Chapter 2: The formation of a COF linked through carbon-carbon bonds is targeted via the Diels-Alder reaction between furan and maleimide. This reaction was chosen since it is thermally reversible, allowing for error correction and therefore, the synthesis of crystalline material. This material would constitute the first example of a COF linked by carbon-carbon bonds. However, these efforts were not rewarded with success; no crystalline material was obtained. This is likely due to the large number of diastereomers that could result from the combination of any given pair of furan- and maleimide-functionalized linkers.
Chapter 3: The imine linkages of TPB-TP-COF, formed from the union of 1,3,5-tris(4-aminophenyl)benzene and terephthalaldehyde, were oxidized to amide linkages. The completeness of this reaction was verified by both infrared and solid-state NMR spectroscopy. This reaction can be performed under mild conditions, allowing for the retention of crystallinity and permanent porosity. The resulting amide-linked COF shows greater stability under both aqueous acid and base than the imine-functionalized one. In a greater sense, this report serves as a proof of concept for the discovery of new COF linkages via postsynthetic conversion. This means that frameworks with less reversible linkages can be obtained from easily synthesized COFs with highly reversible ones. This is a new approach to the synthesis of COFs, and has been fruitfully used in the formation of a variety of new linkages.

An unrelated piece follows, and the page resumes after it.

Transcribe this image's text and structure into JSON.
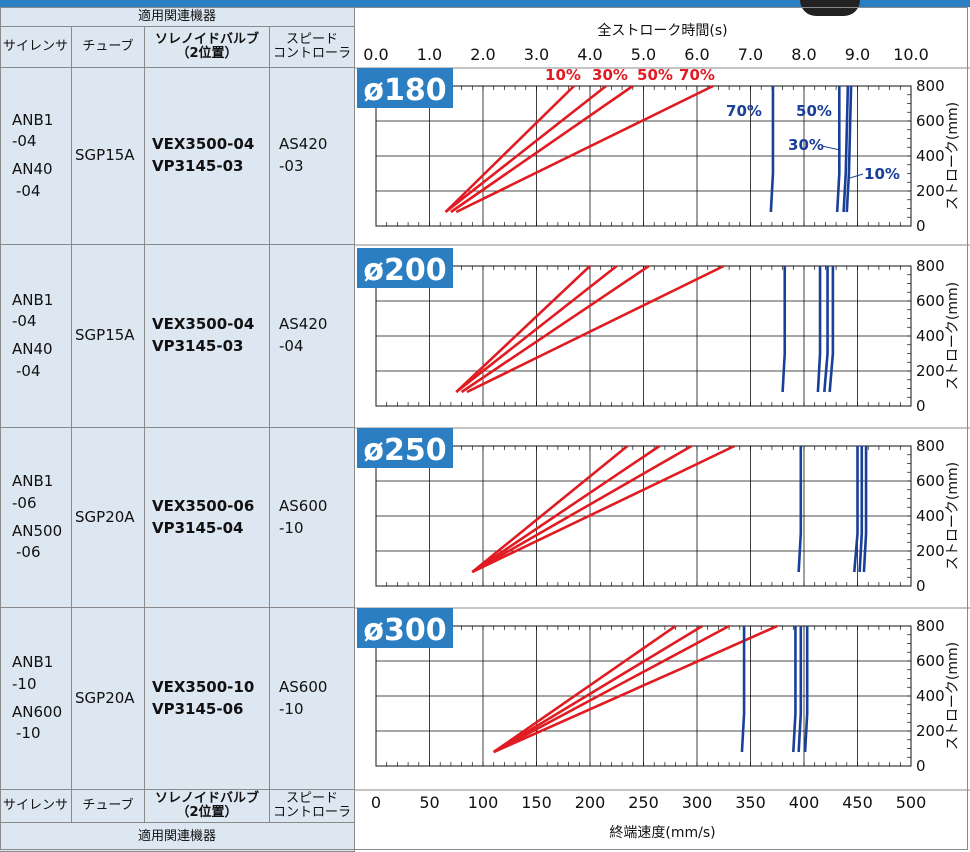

Chapter 4: Imine-linked ILCOF-1 based on 1,4-phenylenediamine and 1,3,6,8-tetrakis(4-formylphenyl)pyrene was converted through consecutive linker substitution and oxidative cyclization to two isostructural COFs, having thiazole and oxazole linkages. The completeness of the conversion was assessed by infrared and solid-state NMR spectroscopy, and the crystallinity of the COFs was confirmed by powder X-ray diffraction. The materials derived in this way demonstrate increased chemical stability, relative to the imine-linked starting material. This represents the introduction of additional control to our previous approach since new functional groups can be installed after COF synthesis, allowing for a broader array of postsynthetic reactions to be performed.
Chapter 5: This section provides an outlook on the state of COF postsynthetic linkage modification and summarizes the work performed in this area by other groups.